The innovation engine for new materials

Aryan Zaveri

Aryan Zaveri




University of California, Santa Barbara


Elio Gonzalez-Correa

Faculty Sponsor(s): 

Raphaële Clément

Faculty Sponsor's Department(s): 


Project Title: 

Predicting ssNMR shifts through DFT Simulations on NASICON-Na3+xV2-xMgx(PO4)3 Cathode for Na-Ion Batteries

Project Description: 

Na3V2(PO4)3 (NVP) has been considered a promising candidate cathode for sodium - ion battery (SIB) applications, owing to its high structural stability and high Na-ion mobility1. In this study, we investigate the structural effects of Mg doping into the NVP framework and investigate a series of Na3+yV2-yMgy(PO4)3 ( y = 0, 0.25, 0.5, 0.75, 1.0) compounds via solid-state nuclear magnetic resonance (ssNMR) techniques in combination with first principles calculations. Notably, ssNMR spectra collected on battery electrode materials usually consist of broad and overlapping signals, due to strong interactions between the nucleus under study and nearby open-shell transition metal ions (here, vanadium (V) species), and are particularly difficult to interpret. First principles DFT calculations are therefore needed to assist the assignment of individual resonances.

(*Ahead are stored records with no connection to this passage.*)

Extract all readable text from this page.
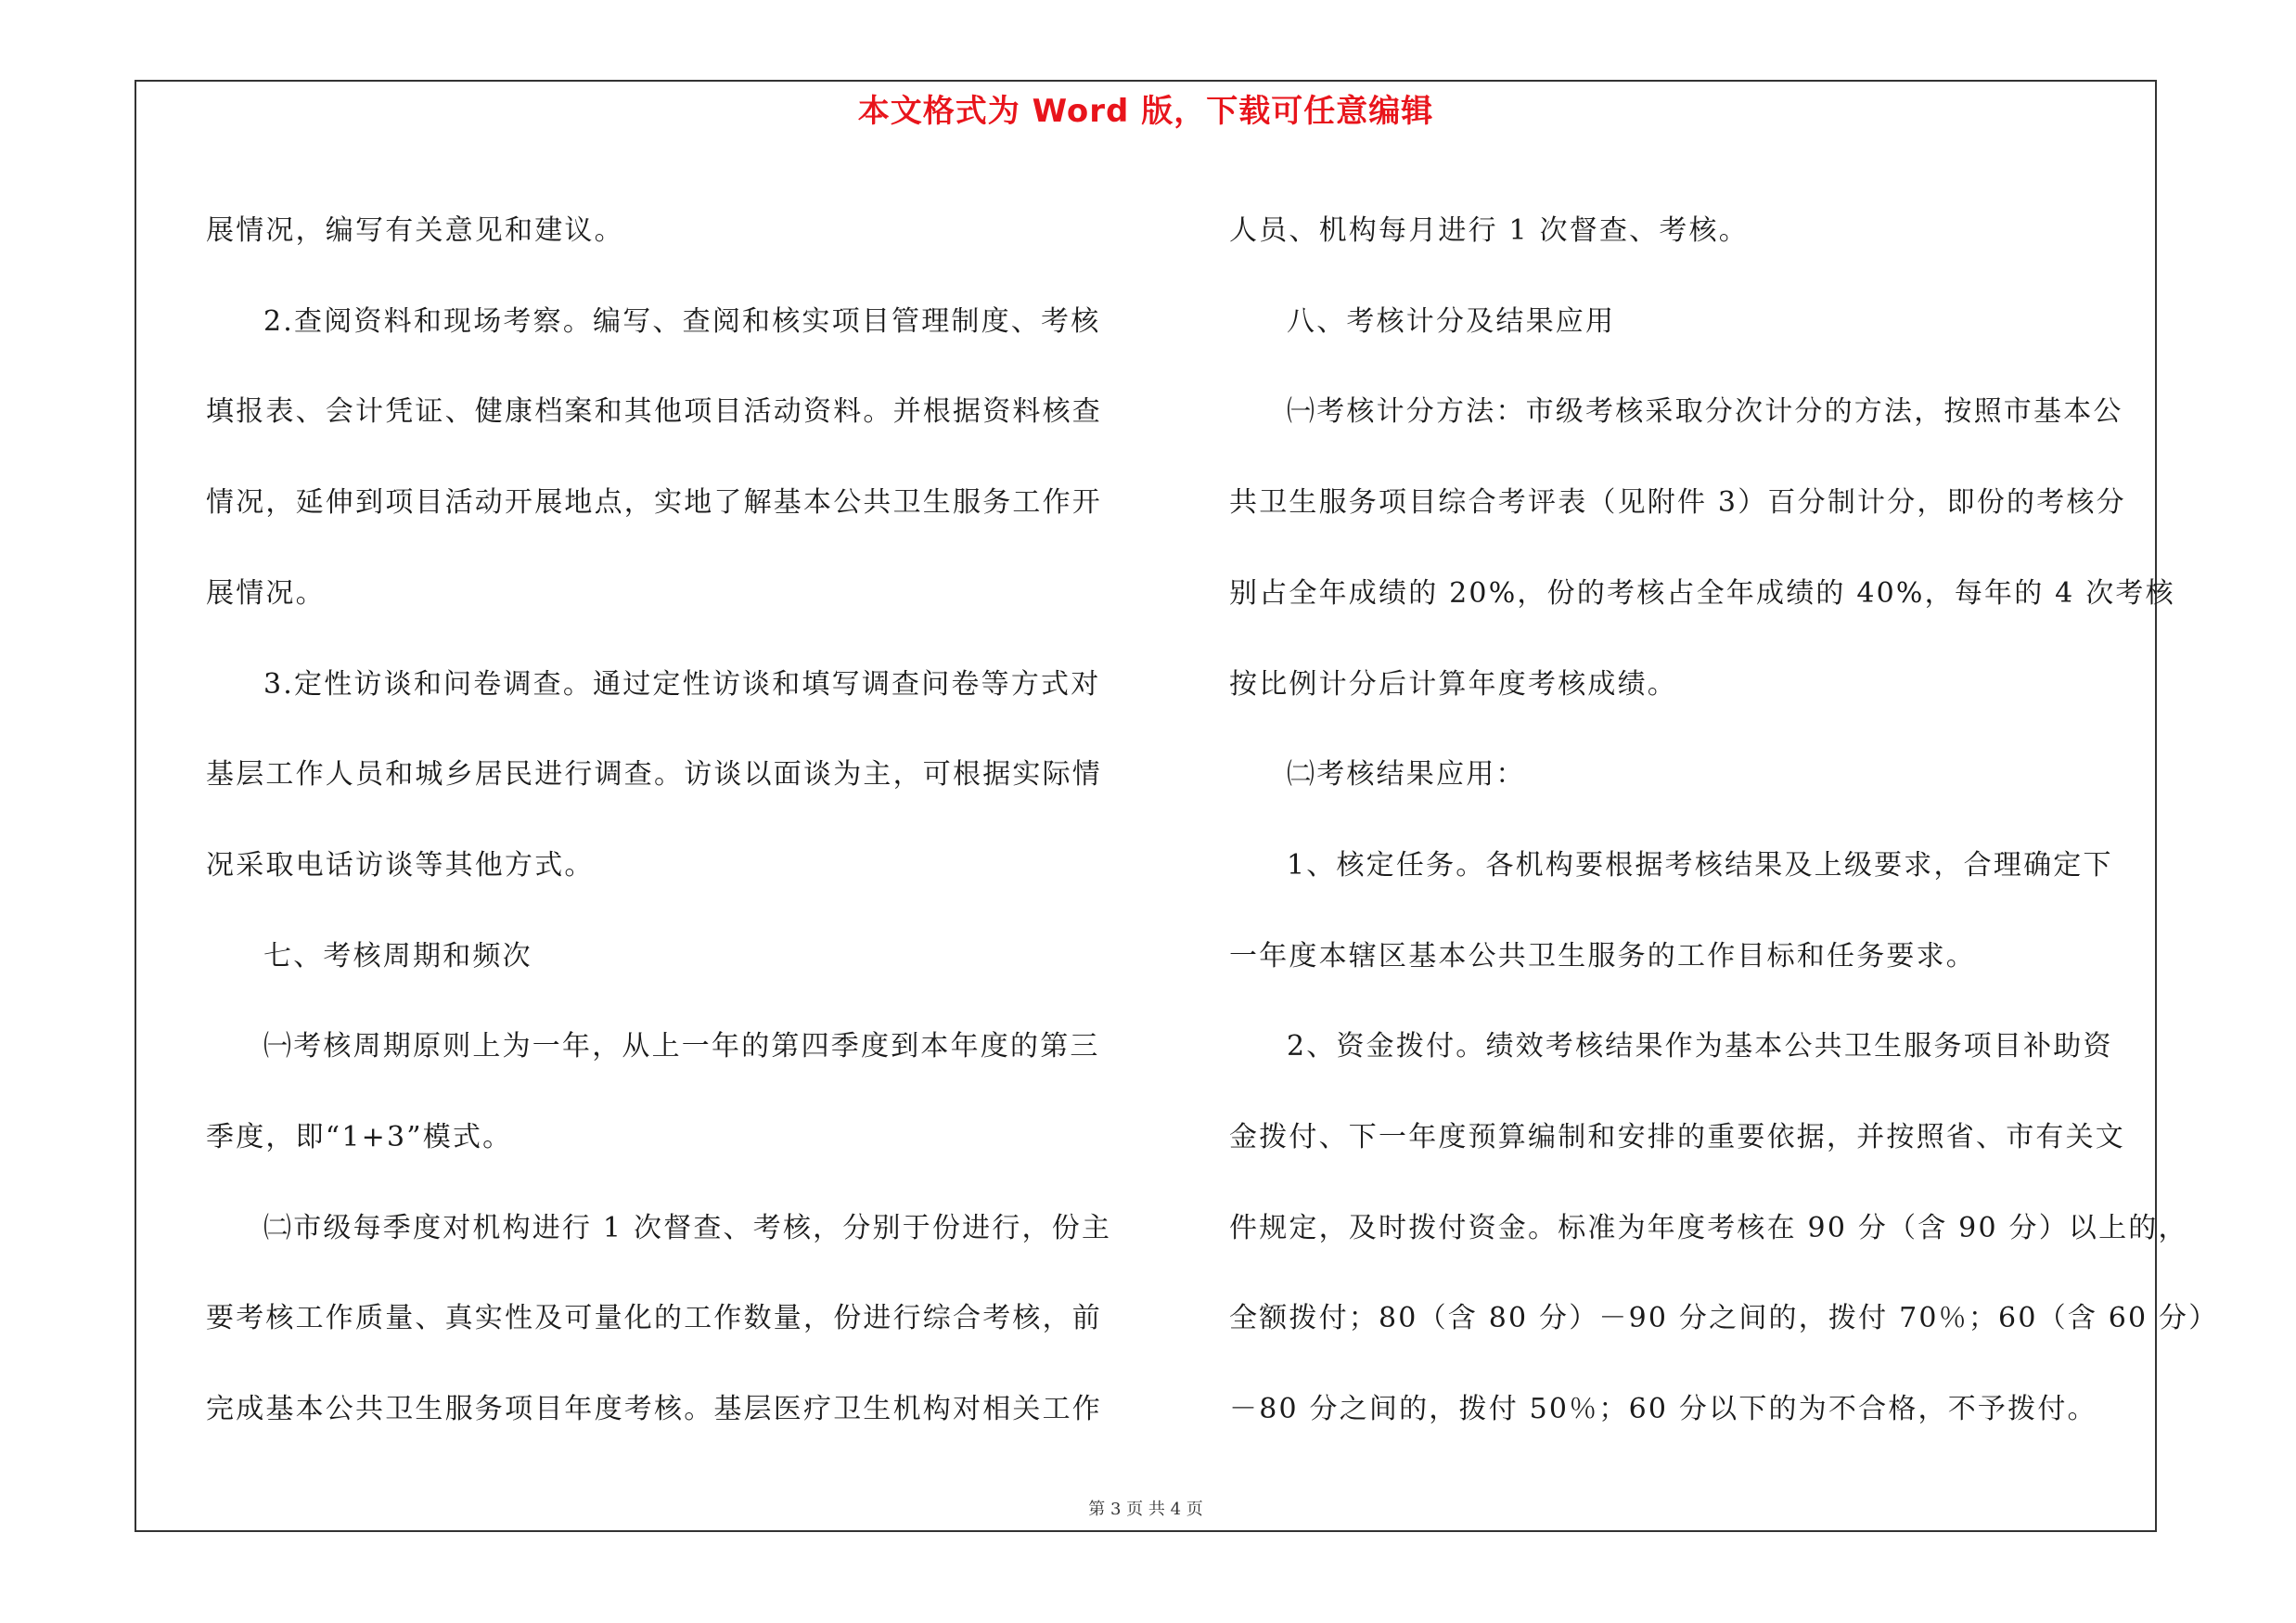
本文格式为 Word 版，下载可任意编辑

展情况，编写有关意见和建议。

2.查阅资料和现场考察。编写、查阅和核实项目管理制度、考核

填报表、会计凭证、健康档案和其他项目活动资料。并根据资料核查

情况，延伸到项目活动开展地点，实地了解基本公共卫生服务工作开

展情况。

3.定性访谈和问卷调查。通过定性访谈和填写调查问卷等方式对

基层工作人员和城乡居民进行调查。访谈以面谈为主，可根据实际情

况采取电话访谈等其他方式。

七、考核周期和频次

㈠考核周期原则上为一年，从上一年的第四季度到本年度的第三

季度，即“1+3”模式。

㈡市级每季度对机构进行 1 次督查、考核，分别于份进行，份主

要考核工作质量、真实性及可量化的工作数量，份进行综合考核，前

完成基本公共卫生服务项目年度考核。基层医疗卫生机构对相关工作

人员、机构每月进行 1 次督查、考核。

八、考核计分及结果应用

㈠考核计分方法：市级考核采取分次计分的方法，按照市基本公

共卫生服务项目综合考评表（见附件 3）百分制计分，即份的考核分

别占全年成绩的 20%，份的考核占全年成绩的 40%，每年的 4 次考核

按比例计分后计算年度考核成绩。

㈡考核结果应用：

1、核定任务。各机构要根据考核结果及上级要求，合理确定下

一年度本辖区基本公共卫生服务的工作目标和任务要求。

2、资金拨付。绩效考核结果作为基本公共卫生服务项目补助资

金拨付、下一年度预算编制和安排的重要依据，并按照省、市有关文

件规定，及时拨付资金。标准为年度考核在 90 分（含 90 分）以上的，

全额拨付；80（含 80 分）－90 分之间的，拨付 70％；60（含 60 分）

－80 分之间的，拨付 50％；60 分以下的为不合格，不予拨付。

第 3 页 共 4 页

This is done here using the all-electron gaussian basis set CRYSTAL17 code, which enables us to compute the unpaired electron spin density at the position of the nucleus of interest (directly proportional to the chemical shift) with high accuracy. In particular, by using the spin-flipping technique (Middlemiss et al2) it is possible to break down the observed chemical shift into individual contributions from nearby V species and obtain further information on the arrangement of V/Mg in the cathode structure, with important consequences on Na+ ion dynamics and electrochemical properties. Using hybrid Hartree-Fock/Density Functional Theory methods, 23Na ssNMR shifts were found within 75-400 ppm (at 300 Mhz and room temperature) corresponding to each crystallographic environment surrounding Na atoms in the alpha and beta polymorphs of Na3V2(PO4)3. Understanding the different mechanisms of Na insertion and extraction is important for improving the efficiency, understanding, and reliability of future SIBs.